Old-crop futures remain strong despite weakening ethanol demand
Expect old-crop corn futures to stay strong while new-crop prices—depending on the weather—stay under pressure from planting progress and projections for a huge crop.
"We do look for higher prices on old-crop futures," said Rich Nelson, research director at Allendale, Inc., McHenry, Ill.
Strong old-crop demand likely will lead USDA to trim its ending stocks projection from 801 million bushels projected in March and April. Nelson said some analysts expect the projected carryover to fall to 750 or 700 million bushels, or roughly 5.5% of total use.
China's buying is one reason for higher demand and prospects for lower stocks.
Old-crop corn futures led the rally April 27 after USDA announced that private exporters had reported sales of 1.44 million metric tons of corn for delivery to unknown destinations for 2012-13 and 120,000 metric tons to China from the old crop. That came on top of the April 24 announcement of 480,000 metric tons of old-crop corn to unknown destinations, and 120,000 tons to unknown destinations April 23. Traders expect that much of the business to unknown destinations will go to China.
The huge sale announced April 27 fueled a rally that carried May corn futures up 29¢ and July up 18¢, but new-crop prices rose only about 3¢. The rally carried May futures to $6.53, still well within the six-month range of about $5.80 to $6.80.

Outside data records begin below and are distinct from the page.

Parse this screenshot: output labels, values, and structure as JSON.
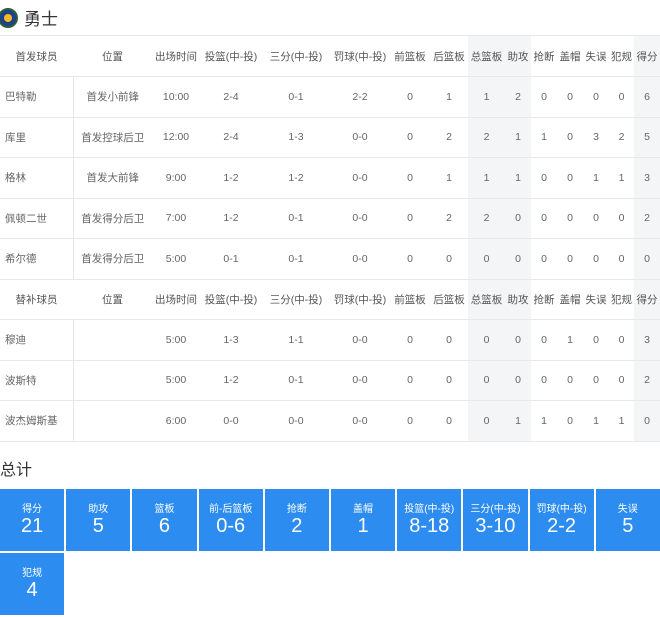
{
  "team": {
    "name": "勇士",
    "logo": "warriors-logo"
  },
  "columns": [
    "位置",
    "出场时间",
    "投篮(中-投)",
    "三分(中-投)",
    "罚球(中-投)",
    "前篮板",
    "后篮板",
    "总篮板",
    "助攻",
    "抢断",
    "盖帽",
    "失误",
    "犯规",
    "得分"
  ],
  "starters": {
    "header": "首发球员",
    "rows": [
      [
        "巴特勒",
        "首发小前锋",
        "10:00",
        "2-4",
        "0-1",
        "2-2",
        "0",
        "1",
        "1",
        "2",
        "0",
        "0",
        "0",
        "0",
        "6"
      ],
      [
        "库里",
        "首发控球后卫",
        "12:00",
        "2-4",
        "1-3",
        "0-0",
        "0",
        "2",
        "2",
        "1",
        "1",
        "0",
        "3",
        "2",
        "5"
      ],
      [
        "格林",
        "首发大前锋",
        "9:00",
        "1-2",
        "1-2",
        "0-0",
        "0",
        "1",
        "1",
        "1",
        "0",
        "0",
        "1",
        "1",
        "3"
      ],
      [
        "佩顿二世",
        "首发得分后卫",
        "7:00",
        "1-2",
        "0-1",
        "0-0",
        "0",
        "2",
        "2",
        "0",
        "0",
        "0",
        "0",
        "0",
        "2"
      ],
      [
        "希尔德",
        "首发得分后卫",
        "5:00",
        "0-1",
        "0-1",
        "0-0",
        "0",
        "0",
        "0",
        "0",
        "0",
        "0",
        "0",
        "0",
        "0"
      ]
    ]
  },
  "bench": {
    "header": "替补球员",
    "rows": [
      [
        "穆迪",
        "",
        "5:00",
        "1-3",
        "1-1",
        "0-0",
        "0",
        "0",
        "0",
        "0",
        "0",
        "1",
        "0",
        "0",
        "3"
      ],
      [
        "波斯特",
        "",
        "5:00",
        "1-2",
        "0-1",
        "0-0",
        "0",
        "0",
        "0",
        "0",
        "0",
        "0",
        "0",
        "0",
        "2"
      ],
      [
        "波杰姆斯基",
        "",
        "6:00",
        "0-0",
        "0-0",
        "0-0",
        "0",
        "0",
        "0",
        "1",
        "1",
        "0",
        "1",
        "1",
        "0"
      ]
    ]
  },
  "totals": {
    "title": "总计",
    "accent": "#2d8cf0",
    "items": [
      {
        "label": "得分",
        "value": "21"
      },
      {
        "label": "助攻",
        "value": "5"
      },
      {
        "label": "篮板",
        "value": "6"
      },
      {
        "label": "前-后篮板",
        "value": "0-6"
      },
      {
        "label": "抢断",
        "value": "2"
      },
      {
        "label": "盖帽",
        "value": "1"
      },
      {
        "label": "投篮(中-投)",
        "value": "8-18"
      },
      {
        "label": "三分(中-投)",
        "value": "3-10"
      },
      {
        "label": "罚球(中-投)",
        "value": "2-2"
      },
      {
        "label": "失误",
        "value": "5"
      },
      {
        "label": "犯规",
        "value": "4"
      }
    ]
  }
}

"We have not broken out of that range yet," said Brian Hoops, president of Midwest Market Solutions, Inc., in Springfield, Mo. The new lead contract, July, needs to get above about $6.59 to rise from its recent range. "I think we still have some upside potential," said Hoops, even though he said he thinks China has covered a lot if its needs. He cited Commodity Futures Trading Commission data showing strong commercial buying by big commercial traders in late April.
Ethanol Demand Down
Falling demand from the ethanol industry may weaken old-crop prospects, Hoops said, but he puts ethanol demand in third or fourth place as a market factor. He expects traders to look first at weather for new-crop development, then export demand, feed use, and ethanol production.
The April 30 Ethanol Outlook Report from the CME Group showed why ethanol corn use is off. May contract ethanol-corn crush margins dropped to a negative 13.5¢ on April 27, "indicating that U.S. ethanol producers are under fairly severe margin pressure," according to the report. Distillers' dried grains income raised the margin to a positive 24.1¢, but that's not enough for many producers to pay their other expenses.
Ethanol production in the second two weeks of April fell to a 6.5-month low, but inventories are within 4 percent of their record high. "U.S. ethanol production may need to decline further in order to bring U.S. ethanol inventories down to more sustainable levels," said the CME report.